Grace and Dr Ngu Ernest, paediatrician in Douala, have just completed a Neonatal Care Course in Mboppi Hospital, one of the Cameroon Baptist Convention Heath Services institutions. 21 candidates attended and all passed the course. The programme used was the ALSG/MCAI one that NICHE instructors have used in the past. It was nice to see that Grace had also included an update for everyone on presentations from the 2nd African Neonatal Nurses Conference in Kenya that she attended with NICHE’s help in November 2019. We are proud to be associated with such an energetic campaigner for newborn care.

Presentations were wonderful and work stations so interesting

Care of the newborn in Cameroon will improve greatly if health care workers are knowledgeable and only such training can help.  I wish such trainings could be open to other health facilities for awareness

I am more and well equip now than before on how to care for baby’s who will not live long

More time should be allocated for workshops

Care of newborn in CBCHS [Cameroon Baptist Convention Health Services] is very high than in other services, so I plead if this course can be extended out to other facilities, we will actually reduce the death rate of neonate in Cameroon

The practical were very educative and interesting

See the blog post below for some images from the recent course delivered by 6 Cameroonian instructors with no input from UK-based NICHE instructors.
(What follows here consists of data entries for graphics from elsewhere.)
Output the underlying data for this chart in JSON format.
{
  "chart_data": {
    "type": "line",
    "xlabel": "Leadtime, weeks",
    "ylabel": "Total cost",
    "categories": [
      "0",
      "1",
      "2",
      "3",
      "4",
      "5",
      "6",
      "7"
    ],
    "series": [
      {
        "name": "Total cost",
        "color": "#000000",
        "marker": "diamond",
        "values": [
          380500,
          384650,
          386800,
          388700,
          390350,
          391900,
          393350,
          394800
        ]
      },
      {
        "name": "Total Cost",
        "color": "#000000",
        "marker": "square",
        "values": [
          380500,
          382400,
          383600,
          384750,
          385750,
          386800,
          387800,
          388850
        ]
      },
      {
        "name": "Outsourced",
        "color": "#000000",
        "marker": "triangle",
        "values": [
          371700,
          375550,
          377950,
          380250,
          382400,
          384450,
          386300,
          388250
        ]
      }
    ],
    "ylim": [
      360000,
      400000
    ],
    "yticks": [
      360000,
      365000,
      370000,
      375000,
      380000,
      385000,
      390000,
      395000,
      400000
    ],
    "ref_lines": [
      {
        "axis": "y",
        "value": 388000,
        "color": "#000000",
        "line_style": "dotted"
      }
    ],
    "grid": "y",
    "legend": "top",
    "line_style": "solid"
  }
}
New definition of sustainability – the excitement experienced when one puts oneself out of a job.

Peer to peer review and mentoring

Medical and nursing staff in the UK now have to undergo annual appraisals, usually with a peer who coaches them through their appraisal paperwork, discussing issues and highlights of the year with them and helping them to develop themselves as a health professional.  Although there’s always a mad rush at the end of the year to get all the relevant bits of paper uploaded to one’s appraisal file in time for the allotted meeting, the process if done well encourages the health worker to focus on their goals for the next year, helps to prevent burn out and allows us all the space to reflect on our own practice.

Agnes, instructor in Liberia

This process is in its infancy in Liberia and Cameroon.  Jarlath has put together a draft form which gathers information about skills and confidence decay, provides a method of assessing someone’s on-going competence and allows a structure for peer mentoring.  We are not quite sure how this will work in the field but will be rolling it out over the next few years in Cameroon while we work out how to help support local instructors in the long term.

Click here for a preview.

 

Breastfeeding workshop

The Neonatal Care Course (NCC) is an educationally robust product.  We teach about the four main areas that the World Health Organisation identifies as contributing maximally to neonatal mortality rates: resuscitation at birth, early breast-feeding, keeping babies warm and early recognition and management of sepsis.  https://www.who.int/maternal_child_adolescent/topics/newborn/enap_consultation/en/).  Our feedback forms show increased confidence of learners in all 4 of these areas. Increased clinical confidence correlates with increased performance over time.

Here is Grace, a one time NCC learner and now in-country NICHE champion and convener of their own independent NCCs, delivering a workshop on breastfeeding to local midwives.  This is what empowerment of local health professionals does.  This is our legacy and we are proud of it and very grateful to all who donate time, money and expertise to our charity.